People are already using various psychoactive drugs to get a leg up in whatever mental competitions they pursue. Some of this is no more sophisticated than late-night coffee drinking for the Ritalin generation. But some is more surprising:
"There isn't any question about it -- they made me a much better player," said Paul Phillips, 35, who credited the attention deficit drug Adderall and the narcolepsy pill Provigil with helping him earn more than $2.3 million as a poker player.
...
The growth of the brain drugs bears a striking resemblance to the post-World War I evolution of plastic surgery -- developed to rehabilitate badly disfigured soldiers but later embraced by healthy people who wanted larger breasts and fewer wrinkles.
The use of cognitive-enhancing drugs has been well documented among high school and college students. A 2005 survey of more than 10,000 college students found 4% to 7% of them tried ADHD drugs at least once to remain focused on exams or pull all-nighters. At some colleges, more than one-quarter of students surveyed said they had sampled the pills.
The article discusses the "blockbuster drug that labs are racing to develop," a memory pill. Which of course brings us full circle to Alzheimer's treatment.
You may be thinking there is something unnatural about this; maybe even something unfair -- like an athlete using steroids to enhance his performance. But with psychological factors, it is a little more evident that there is a continuum of uses, some of which are pretty clearly acceptable. For example, the performance artists who take a pill to calm their nerves before appearing on stage are literally enhancing their performance, but in a way that is arguably different from their skill as artists.
Likewise, there is a continuum among normal people -- how do we justify allowing Adderall for the student who has trouble taking an eight-hour exam, but denying it to the student who had trouble sleeping before the exam?
Progress on these kinds of drugs will only come with understanding the continuum of psychological and cognitive variation among living people -- along with the causes of that variation, both developmental and genetic. We might like some chemical to increase memory performance. But the brain is a complicated place with countless interactions of different structural and regulatory processes. Maybe some people already have the chemicals that enhance memory, and other people don't, or don't express them in the right places in the right amounts. If so, then Alzheimer's treatment may focus on the metabolic processes of non-Alzheimer's brains, for example.
Plus, as we've learned recently with respect to traumatic stress, it's not always good to remember things well, so there is no reason to assume that the human population has been adapting toward longer or better memory. In general, it's not obvious exactly what memory characteristics have tended to increase fitness recently or during earlier phases of human evolution. Aside from the energy and life history constraints of large brains, we don't know what evolutionary trade-offs exist with respect to memory or other aspects of cognitive function.
Athletes take performance-enhancing drugs for a relatively slight advantage. Pharmaceutical firms are pursuing brain drugs on the expectation that millions of people will take a daily pill for years on end, in order to stave off Alzheimer's. Unshackling the mind power of a large proportion of the older population will no doubt have a tremendous impact on the societies of the future.

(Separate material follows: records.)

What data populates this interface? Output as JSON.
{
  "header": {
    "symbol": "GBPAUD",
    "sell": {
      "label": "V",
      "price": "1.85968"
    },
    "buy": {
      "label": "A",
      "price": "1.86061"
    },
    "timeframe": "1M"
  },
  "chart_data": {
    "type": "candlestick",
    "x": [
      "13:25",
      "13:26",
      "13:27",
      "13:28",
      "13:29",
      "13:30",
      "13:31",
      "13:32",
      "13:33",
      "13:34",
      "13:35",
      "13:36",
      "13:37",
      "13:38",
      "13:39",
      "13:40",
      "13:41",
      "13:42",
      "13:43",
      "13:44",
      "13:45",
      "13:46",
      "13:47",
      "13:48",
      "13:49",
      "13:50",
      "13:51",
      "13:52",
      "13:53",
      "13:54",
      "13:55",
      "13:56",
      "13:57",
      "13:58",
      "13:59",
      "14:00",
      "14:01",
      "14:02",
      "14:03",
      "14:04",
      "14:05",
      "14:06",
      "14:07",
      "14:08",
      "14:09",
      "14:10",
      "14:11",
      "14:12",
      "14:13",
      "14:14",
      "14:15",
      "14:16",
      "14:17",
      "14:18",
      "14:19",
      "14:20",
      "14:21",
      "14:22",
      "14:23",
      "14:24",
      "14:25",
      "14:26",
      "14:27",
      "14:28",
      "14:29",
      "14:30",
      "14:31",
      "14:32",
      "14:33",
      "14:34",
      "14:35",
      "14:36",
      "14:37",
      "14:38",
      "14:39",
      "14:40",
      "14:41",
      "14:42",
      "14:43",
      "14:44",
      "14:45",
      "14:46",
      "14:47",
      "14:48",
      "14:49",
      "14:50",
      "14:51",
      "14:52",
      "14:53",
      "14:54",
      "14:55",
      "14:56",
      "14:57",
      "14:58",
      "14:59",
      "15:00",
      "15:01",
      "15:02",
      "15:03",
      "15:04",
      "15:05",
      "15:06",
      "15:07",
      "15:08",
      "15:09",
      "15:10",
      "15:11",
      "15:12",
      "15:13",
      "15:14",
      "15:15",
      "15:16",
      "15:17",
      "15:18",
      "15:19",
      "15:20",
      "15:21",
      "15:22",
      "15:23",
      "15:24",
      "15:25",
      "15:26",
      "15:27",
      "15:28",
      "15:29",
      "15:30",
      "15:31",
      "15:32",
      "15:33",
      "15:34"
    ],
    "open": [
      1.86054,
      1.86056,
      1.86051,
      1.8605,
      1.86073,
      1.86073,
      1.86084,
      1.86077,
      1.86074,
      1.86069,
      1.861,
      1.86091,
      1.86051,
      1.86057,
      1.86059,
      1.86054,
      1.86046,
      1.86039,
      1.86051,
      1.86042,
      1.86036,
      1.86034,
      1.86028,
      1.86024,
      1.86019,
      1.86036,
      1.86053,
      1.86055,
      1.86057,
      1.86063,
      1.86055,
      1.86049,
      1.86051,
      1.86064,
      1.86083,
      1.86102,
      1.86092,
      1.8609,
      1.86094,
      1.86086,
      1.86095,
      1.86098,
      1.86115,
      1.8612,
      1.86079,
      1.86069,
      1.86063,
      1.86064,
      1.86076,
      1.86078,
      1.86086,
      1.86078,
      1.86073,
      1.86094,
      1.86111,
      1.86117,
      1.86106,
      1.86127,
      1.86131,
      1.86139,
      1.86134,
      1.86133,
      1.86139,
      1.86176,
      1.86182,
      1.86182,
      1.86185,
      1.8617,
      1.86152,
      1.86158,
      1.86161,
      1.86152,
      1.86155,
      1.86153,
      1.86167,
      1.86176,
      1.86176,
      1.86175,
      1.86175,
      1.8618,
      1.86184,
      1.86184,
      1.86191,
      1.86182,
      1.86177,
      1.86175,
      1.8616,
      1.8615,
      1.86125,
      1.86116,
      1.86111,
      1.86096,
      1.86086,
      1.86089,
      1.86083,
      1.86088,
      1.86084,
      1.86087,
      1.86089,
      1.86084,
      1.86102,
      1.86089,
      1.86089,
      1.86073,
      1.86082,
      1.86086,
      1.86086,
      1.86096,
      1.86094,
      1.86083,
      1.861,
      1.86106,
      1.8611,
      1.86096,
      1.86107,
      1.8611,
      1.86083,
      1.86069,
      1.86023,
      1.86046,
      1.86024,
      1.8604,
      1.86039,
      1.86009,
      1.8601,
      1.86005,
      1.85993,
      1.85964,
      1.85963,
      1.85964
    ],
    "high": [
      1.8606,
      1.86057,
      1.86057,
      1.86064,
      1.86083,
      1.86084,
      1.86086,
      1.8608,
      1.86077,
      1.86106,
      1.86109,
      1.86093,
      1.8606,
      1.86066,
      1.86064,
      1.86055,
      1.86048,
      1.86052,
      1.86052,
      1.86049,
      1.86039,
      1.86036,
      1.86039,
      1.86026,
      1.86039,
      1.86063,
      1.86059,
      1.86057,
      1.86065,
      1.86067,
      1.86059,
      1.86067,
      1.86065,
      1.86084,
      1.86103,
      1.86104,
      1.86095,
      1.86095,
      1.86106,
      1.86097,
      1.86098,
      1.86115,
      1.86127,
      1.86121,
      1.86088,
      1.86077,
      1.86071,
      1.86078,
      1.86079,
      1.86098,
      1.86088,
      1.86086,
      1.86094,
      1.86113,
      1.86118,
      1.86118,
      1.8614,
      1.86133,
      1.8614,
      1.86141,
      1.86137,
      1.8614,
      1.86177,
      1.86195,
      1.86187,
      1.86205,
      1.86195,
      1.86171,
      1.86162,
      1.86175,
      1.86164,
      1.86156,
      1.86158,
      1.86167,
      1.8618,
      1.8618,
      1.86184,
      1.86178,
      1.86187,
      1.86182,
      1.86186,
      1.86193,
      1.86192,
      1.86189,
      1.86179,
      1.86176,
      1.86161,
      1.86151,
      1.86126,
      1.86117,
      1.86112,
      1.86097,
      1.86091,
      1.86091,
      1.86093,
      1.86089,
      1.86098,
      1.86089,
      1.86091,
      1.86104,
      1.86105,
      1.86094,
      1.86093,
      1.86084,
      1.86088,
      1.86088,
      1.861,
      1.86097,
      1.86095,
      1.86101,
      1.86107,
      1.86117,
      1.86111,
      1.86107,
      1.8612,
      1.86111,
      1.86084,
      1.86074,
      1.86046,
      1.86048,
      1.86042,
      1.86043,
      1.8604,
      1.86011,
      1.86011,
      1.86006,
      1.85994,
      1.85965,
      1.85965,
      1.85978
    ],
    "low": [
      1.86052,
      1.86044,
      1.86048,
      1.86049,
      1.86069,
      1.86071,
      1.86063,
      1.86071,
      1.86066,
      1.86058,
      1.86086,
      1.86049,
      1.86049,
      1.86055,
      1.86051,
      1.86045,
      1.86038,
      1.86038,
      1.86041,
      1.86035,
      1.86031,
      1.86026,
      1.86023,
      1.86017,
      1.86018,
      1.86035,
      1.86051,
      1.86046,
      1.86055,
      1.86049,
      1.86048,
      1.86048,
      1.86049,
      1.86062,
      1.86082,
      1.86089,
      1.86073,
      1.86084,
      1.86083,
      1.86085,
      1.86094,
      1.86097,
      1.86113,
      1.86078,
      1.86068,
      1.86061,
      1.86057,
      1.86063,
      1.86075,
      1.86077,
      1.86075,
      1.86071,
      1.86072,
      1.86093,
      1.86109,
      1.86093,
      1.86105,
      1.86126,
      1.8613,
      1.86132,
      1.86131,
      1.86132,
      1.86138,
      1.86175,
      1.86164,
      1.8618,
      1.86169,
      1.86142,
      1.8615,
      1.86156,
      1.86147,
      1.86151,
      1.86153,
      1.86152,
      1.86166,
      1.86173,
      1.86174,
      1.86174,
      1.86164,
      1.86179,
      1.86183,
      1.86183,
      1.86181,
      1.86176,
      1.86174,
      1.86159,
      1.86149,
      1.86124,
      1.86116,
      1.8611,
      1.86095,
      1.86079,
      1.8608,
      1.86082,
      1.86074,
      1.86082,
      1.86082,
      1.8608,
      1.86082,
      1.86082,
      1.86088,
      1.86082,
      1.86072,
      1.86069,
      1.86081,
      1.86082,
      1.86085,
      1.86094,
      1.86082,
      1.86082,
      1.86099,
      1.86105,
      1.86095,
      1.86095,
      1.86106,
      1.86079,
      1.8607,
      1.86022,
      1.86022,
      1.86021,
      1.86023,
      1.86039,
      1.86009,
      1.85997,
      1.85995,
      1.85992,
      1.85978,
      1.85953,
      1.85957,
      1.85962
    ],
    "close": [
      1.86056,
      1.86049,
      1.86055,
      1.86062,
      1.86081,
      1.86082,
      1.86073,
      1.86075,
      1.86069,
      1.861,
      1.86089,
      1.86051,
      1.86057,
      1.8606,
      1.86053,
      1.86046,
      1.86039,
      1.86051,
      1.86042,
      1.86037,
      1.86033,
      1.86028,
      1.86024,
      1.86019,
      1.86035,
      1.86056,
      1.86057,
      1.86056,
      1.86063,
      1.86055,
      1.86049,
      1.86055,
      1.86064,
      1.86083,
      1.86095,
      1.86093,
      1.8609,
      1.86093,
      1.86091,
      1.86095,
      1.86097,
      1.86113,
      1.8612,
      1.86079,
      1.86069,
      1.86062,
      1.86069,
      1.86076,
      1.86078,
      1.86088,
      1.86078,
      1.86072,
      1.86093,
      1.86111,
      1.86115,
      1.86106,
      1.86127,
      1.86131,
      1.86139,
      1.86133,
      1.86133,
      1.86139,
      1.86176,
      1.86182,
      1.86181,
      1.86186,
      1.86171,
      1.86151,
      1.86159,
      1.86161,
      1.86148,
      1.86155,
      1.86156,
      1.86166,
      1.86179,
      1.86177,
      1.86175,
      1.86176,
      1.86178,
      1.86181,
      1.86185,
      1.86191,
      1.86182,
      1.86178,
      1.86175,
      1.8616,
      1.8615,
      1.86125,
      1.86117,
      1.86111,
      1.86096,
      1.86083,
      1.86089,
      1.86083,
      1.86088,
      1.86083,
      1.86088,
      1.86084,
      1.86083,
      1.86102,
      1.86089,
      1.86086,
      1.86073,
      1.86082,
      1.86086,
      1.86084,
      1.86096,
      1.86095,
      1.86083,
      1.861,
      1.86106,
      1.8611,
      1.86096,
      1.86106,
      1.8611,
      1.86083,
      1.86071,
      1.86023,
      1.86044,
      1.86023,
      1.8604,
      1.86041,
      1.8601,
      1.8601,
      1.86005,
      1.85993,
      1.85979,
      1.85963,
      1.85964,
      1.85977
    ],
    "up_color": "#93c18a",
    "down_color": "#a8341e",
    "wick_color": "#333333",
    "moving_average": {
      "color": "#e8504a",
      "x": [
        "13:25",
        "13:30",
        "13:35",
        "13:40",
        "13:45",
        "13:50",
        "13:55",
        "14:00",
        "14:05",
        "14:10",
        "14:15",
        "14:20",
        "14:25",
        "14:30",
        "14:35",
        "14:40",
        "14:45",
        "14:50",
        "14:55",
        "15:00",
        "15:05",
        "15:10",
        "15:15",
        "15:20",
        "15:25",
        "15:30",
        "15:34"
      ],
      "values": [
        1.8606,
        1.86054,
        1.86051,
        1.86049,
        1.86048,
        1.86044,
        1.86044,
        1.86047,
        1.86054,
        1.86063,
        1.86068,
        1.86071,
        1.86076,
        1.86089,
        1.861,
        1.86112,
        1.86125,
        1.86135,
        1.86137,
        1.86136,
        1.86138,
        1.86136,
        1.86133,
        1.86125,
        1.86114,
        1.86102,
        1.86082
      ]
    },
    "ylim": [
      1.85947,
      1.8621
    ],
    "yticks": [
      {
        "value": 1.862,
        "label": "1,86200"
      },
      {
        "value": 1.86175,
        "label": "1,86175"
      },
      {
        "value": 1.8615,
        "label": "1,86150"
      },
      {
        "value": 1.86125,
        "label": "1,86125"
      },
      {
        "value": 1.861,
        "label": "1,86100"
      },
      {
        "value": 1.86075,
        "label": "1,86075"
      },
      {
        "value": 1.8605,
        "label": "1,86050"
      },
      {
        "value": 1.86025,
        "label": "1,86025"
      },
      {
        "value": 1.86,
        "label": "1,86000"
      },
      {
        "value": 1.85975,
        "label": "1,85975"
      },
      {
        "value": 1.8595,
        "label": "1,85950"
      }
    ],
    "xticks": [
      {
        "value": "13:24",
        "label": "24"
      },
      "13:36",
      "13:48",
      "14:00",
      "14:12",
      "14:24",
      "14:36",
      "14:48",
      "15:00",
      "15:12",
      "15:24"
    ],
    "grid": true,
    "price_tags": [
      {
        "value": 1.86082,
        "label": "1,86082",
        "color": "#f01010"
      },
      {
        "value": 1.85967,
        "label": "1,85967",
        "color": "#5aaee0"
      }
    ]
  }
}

Pretty exciting stuff, if only we could figure it out.
Source:
Would I take some of those cognitive enhancement drugs if they had minimal-to-no side effects? Yes, I would. Would I take them if they had significant side effects? Probably yes, if I had a strong family history of age-related cognitive disorders. A pharmaceutical company wouldn't even have to come up with a cure, just a drug that would prevent further cognitive decline, in order to make a fortune.